會議室裡的空氣仿佛凝固成了冰,空調換氣扇的呼呼聲此刻顯得格外刺耳,每一次轉動都像是在攪動著眾人緊繃的神經。
連此前意見不小的孫安龍此刻都是耷拉著腦袋,手指無意識地摳著會議桌的邊緣,心裡可謂是天人交戰。
其實此刻孫安龍心裡也是一團糟。
開口?
問題是這個口怎麼開?
他倒是想開口痛斥黎衛彬年輕氣盛、莽撞行事,可話到嘴邊又咽了回去。
他孫安龍捫心自問,換成自己,他有沒有黎衛彬的這種氣魄,把這麼一個燙手山芋撈在自己手裡?
毫無疑問,沒有!
這不是膽子的問題,而是要考慮到很多東西。
彆說主動攬下這個燙手山芋,就算是省裡硬壓下來,他也得找一百個理由推脫。
針對礦產行業的整頓和改革。
說起來這的確是機遇不假,實則是埋滿地雷的雷區。
高汙染!
高風險!
產能過剩!
這些頑疾,哪一個不是牽一發而動全身?
稍有不慎,經濟下滑、失業率飆升、群體性事件接踵而至。
到時候彆說自己頭上的烏紗帽保不住,能不能全身而退都是未知數。
黎衛彬這哪裡是主動請纓,分明是在刀尖上跳舞。
要說他孫安龍心裡怎麼想,實際上的確有些佩服,隻是僅此而已。
而且在他看來,黎衛彬提出這種離譜的要求,書記李真不可能會支持。
另一側。
孫景行則眯著眼睛死死盯著黎衛彬,眸子裡翻湧著複雜的情緒。
既有警惕,有不滿,還有一絲不易察覺的忌憚。
他太清楚黎衛彬這三個要求的分量了。
跨部門協調權,意味著黎衛彬能調動省工信廳、環保廳、安監廳等多個要害部門,幾乎等同於韓紳浩那個常務副職的權力。

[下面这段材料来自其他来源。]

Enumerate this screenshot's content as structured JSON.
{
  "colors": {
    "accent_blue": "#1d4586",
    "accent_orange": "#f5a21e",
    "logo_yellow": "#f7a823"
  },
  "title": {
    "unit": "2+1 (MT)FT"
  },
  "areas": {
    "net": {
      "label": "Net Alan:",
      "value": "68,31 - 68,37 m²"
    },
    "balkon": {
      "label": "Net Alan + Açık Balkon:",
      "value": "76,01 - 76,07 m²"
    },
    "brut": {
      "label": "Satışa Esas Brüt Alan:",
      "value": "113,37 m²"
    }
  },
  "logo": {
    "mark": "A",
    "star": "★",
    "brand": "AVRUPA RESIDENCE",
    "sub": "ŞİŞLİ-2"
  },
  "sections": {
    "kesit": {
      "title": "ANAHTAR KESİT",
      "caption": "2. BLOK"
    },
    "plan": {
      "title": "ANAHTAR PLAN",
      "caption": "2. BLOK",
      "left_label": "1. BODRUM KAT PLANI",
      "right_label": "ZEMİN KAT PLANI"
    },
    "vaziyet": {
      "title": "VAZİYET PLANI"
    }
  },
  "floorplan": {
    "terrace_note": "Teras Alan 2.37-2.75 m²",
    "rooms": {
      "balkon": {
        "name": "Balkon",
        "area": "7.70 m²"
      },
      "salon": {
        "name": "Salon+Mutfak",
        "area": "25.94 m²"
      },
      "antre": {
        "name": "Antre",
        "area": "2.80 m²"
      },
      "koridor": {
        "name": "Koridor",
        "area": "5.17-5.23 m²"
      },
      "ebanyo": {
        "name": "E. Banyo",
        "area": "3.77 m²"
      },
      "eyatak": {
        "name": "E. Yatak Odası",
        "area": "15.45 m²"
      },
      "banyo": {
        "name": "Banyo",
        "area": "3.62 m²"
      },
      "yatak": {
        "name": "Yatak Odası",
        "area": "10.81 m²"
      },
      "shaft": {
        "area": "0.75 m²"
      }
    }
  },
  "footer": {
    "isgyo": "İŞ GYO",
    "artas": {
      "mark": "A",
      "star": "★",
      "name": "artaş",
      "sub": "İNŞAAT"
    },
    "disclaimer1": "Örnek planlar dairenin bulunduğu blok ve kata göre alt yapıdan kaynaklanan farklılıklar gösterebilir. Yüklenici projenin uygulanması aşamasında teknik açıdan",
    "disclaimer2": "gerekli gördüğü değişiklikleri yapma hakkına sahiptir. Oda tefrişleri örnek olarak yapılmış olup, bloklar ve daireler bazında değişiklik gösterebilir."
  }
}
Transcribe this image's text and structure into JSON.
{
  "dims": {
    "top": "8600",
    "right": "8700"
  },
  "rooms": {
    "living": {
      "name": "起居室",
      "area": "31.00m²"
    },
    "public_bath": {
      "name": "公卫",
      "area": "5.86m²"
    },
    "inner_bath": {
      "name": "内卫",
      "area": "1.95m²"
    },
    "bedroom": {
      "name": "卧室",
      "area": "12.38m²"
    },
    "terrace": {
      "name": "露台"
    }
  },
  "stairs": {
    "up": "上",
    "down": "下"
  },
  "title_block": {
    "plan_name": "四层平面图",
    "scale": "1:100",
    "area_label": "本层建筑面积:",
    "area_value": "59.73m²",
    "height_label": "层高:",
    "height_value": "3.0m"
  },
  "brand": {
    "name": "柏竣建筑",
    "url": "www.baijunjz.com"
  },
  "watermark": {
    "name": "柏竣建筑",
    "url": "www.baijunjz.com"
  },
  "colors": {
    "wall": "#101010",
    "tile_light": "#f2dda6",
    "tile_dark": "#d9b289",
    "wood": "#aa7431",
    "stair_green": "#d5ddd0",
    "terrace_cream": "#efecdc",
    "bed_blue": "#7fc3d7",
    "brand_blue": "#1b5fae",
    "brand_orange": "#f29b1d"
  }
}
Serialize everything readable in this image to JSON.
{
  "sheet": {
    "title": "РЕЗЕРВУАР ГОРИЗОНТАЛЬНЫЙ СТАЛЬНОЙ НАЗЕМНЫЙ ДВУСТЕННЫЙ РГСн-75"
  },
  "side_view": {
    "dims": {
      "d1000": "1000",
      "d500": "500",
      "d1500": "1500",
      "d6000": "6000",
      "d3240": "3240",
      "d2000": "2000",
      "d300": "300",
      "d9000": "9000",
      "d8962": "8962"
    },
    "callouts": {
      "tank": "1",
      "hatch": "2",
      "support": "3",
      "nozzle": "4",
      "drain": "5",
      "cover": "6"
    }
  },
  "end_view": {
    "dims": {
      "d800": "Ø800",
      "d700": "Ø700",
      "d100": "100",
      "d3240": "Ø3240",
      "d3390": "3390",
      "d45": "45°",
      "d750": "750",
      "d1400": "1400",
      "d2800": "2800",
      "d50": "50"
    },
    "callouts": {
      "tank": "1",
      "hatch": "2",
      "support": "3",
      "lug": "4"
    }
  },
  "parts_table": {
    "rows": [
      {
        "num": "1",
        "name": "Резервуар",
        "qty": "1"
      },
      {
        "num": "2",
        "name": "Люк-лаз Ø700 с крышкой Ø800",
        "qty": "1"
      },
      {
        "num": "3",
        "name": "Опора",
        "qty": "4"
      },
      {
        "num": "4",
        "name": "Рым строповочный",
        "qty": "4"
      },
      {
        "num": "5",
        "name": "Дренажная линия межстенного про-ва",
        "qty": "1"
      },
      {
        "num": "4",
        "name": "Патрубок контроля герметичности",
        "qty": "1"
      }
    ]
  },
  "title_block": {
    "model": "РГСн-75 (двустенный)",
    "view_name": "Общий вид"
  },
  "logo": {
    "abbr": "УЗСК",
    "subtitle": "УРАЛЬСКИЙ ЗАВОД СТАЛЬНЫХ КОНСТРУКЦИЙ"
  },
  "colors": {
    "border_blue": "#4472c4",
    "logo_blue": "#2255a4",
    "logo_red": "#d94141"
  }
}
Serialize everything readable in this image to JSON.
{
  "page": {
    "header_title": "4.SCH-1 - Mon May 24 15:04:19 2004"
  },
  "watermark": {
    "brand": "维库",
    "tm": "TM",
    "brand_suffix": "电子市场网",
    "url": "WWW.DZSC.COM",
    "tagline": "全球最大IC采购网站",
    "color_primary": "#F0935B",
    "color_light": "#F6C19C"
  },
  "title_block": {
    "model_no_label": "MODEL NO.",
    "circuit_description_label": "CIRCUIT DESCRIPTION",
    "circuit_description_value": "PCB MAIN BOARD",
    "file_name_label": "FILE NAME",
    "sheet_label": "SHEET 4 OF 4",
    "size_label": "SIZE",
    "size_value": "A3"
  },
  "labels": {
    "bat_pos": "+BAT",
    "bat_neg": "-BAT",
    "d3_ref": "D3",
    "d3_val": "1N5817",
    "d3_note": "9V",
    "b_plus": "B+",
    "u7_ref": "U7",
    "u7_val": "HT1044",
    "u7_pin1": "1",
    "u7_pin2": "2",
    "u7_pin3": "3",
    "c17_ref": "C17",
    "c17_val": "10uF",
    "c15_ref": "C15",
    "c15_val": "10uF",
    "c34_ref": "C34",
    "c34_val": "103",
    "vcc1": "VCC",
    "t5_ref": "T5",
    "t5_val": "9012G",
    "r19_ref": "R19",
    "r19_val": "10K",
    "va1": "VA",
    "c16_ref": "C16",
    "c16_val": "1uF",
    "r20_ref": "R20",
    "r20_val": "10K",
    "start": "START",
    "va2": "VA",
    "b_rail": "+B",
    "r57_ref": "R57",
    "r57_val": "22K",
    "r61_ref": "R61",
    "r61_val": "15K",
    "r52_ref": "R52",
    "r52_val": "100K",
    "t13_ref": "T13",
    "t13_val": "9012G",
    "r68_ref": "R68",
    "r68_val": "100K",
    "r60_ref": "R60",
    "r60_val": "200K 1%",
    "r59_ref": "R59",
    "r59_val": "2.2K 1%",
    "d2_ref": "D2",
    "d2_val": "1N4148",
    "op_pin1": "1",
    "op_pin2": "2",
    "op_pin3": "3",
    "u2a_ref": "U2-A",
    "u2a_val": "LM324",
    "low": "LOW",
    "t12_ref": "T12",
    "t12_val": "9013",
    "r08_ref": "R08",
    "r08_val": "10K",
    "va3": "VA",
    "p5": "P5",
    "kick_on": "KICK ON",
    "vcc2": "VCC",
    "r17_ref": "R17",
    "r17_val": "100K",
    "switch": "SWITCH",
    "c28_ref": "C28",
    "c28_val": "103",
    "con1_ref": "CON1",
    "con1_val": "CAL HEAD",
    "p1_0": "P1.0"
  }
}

靈活人事調整權,更是直接觸碰了最要害的敏感神經,相當於給了黎衛彬插手人事工作的權力。
毫無疑問。
黎衛彬很聰明。
所謂的“功過自負、不許掣肘追責”。
看似是豪言壯語,把所有風險都攬到自己身上,實際上也堵死了其他人中途作梗的可能。
誰阻撓誰就負責。
一旦如此,黎衛彬到時候就有了借口。
“衛彬同誌,這個事情是不是再做考慮?”
孫景行的聲音明顯帶著幾分壓抑,說完手指重重地敲了敲桌麵。
“全省礦產行業涉及的企業成千上百家,從業人員數以萬計,這麼大的攤子,這是說接就接的事情嗎?”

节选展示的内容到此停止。